スパダリ副社長の溺愛がとまりません!
私から別れを告げた方がいいですか?
浅井社長が帰っても、亮平さんはしばらくその場を動かなかった。

私はその間に部屋へ戻ったけれど、ひとりでいても悶々と考えるだけ。

もし私と付き合っていなければ、亮平さんは浅井社長にすぐに返事をしたんだろうな……。

きっと萌さんとやり直していた気がする。

じわりと涙が込み上げてきたとき、部屋のドアが開く音がして慌てて拭った。

「実和子、ごめん。せっかくの休みなのに、なんだかバタバタしてしまって」

亮平さんは少し疲れたような顔で、それでも小さく微笑んでいる。

「いいんです。気にしないでください。シャワー、先に浴びていいですか?」

「ああ、構わないよ」

ソファーから立ち上がり、亮平さんの側を通りすぎようとしたとき、彼が私の腕を掴んだ。

「なんですか?」

つい素っ気ない口調になってしまう。

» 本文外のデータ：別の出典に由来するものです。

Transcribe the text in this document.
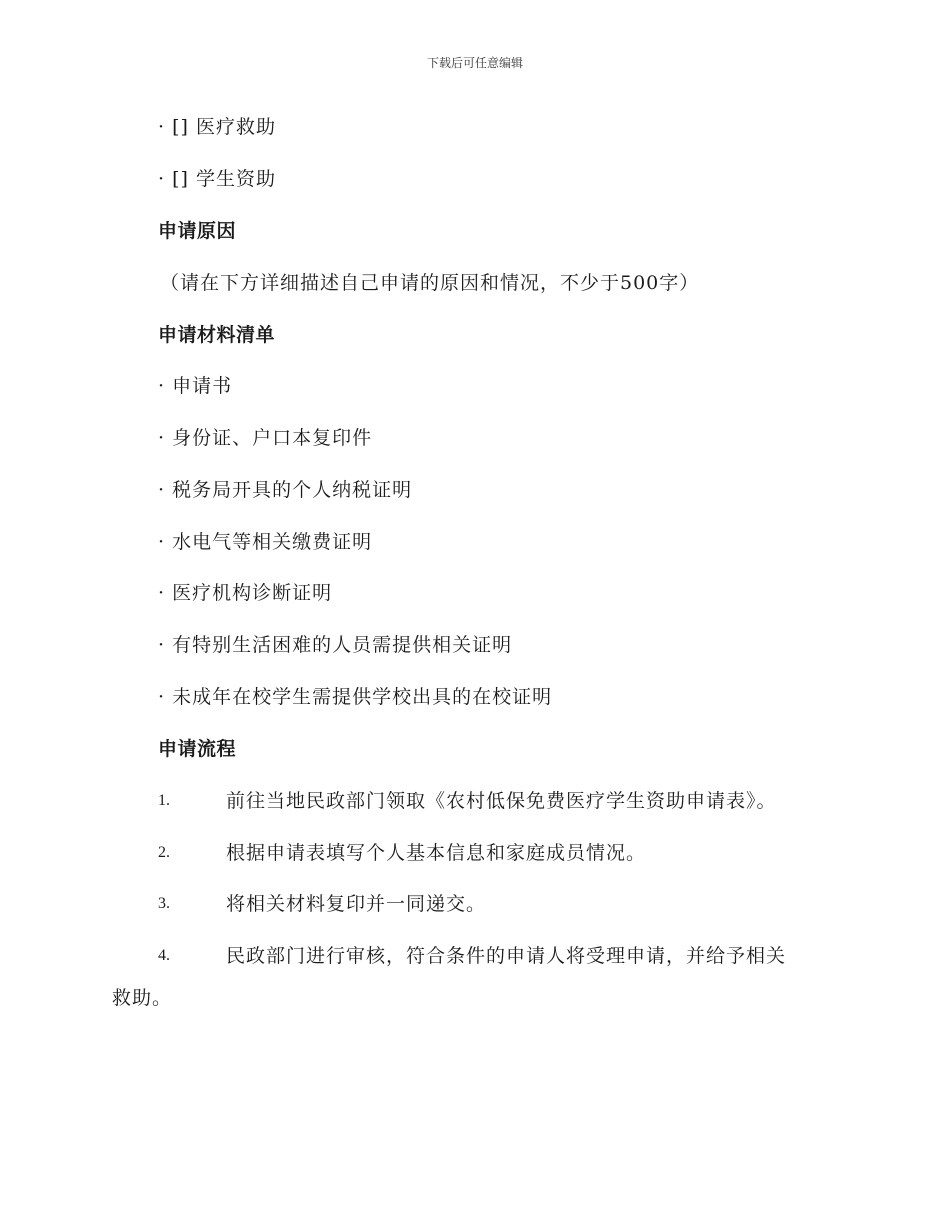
下载后可任意编辑
· [] 医疗救助
· [] 学生资助
申请原因
（请在下方详细描述自己申请的原因和情况，不少于500字）
申请材料清单
· 申请书
· 身份证、户口本复印件
· 税务局开具的个人纳税证明
· 水电气等相关缴费证明
· 医疗机构诊断证明
· 有特别生活困难的人员需提供相关证明
· 未成年在校学生需提供学校出具的在校证明
申请流程
1.	前往当地民政部门领取《农村低保免费医疗学生资助申请表》。
2.	根据申请表填写个人基本信息和家庭成员情况。
3.	将相关材料复印并一同递交。
4.	民政部门进行审核，符合条件的申请人将受理申请，并给予相关
救助。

浅井社長との会話や、萌さんへの気持ちを聞きたいけれど、きっと亮平さんも混乱しているだろう。

話をしたら、彼を問い詰めることばかり言いそうだし、あんな場面を見ても、亮平さんを失いたくないと思っている。

だから、今はまだ聞きたい気持ちを抑えておこう。そう決めたのに、やっぱりブラストレーションがあったのか、“なんですか?”のひとことに気持ちが出てしまった。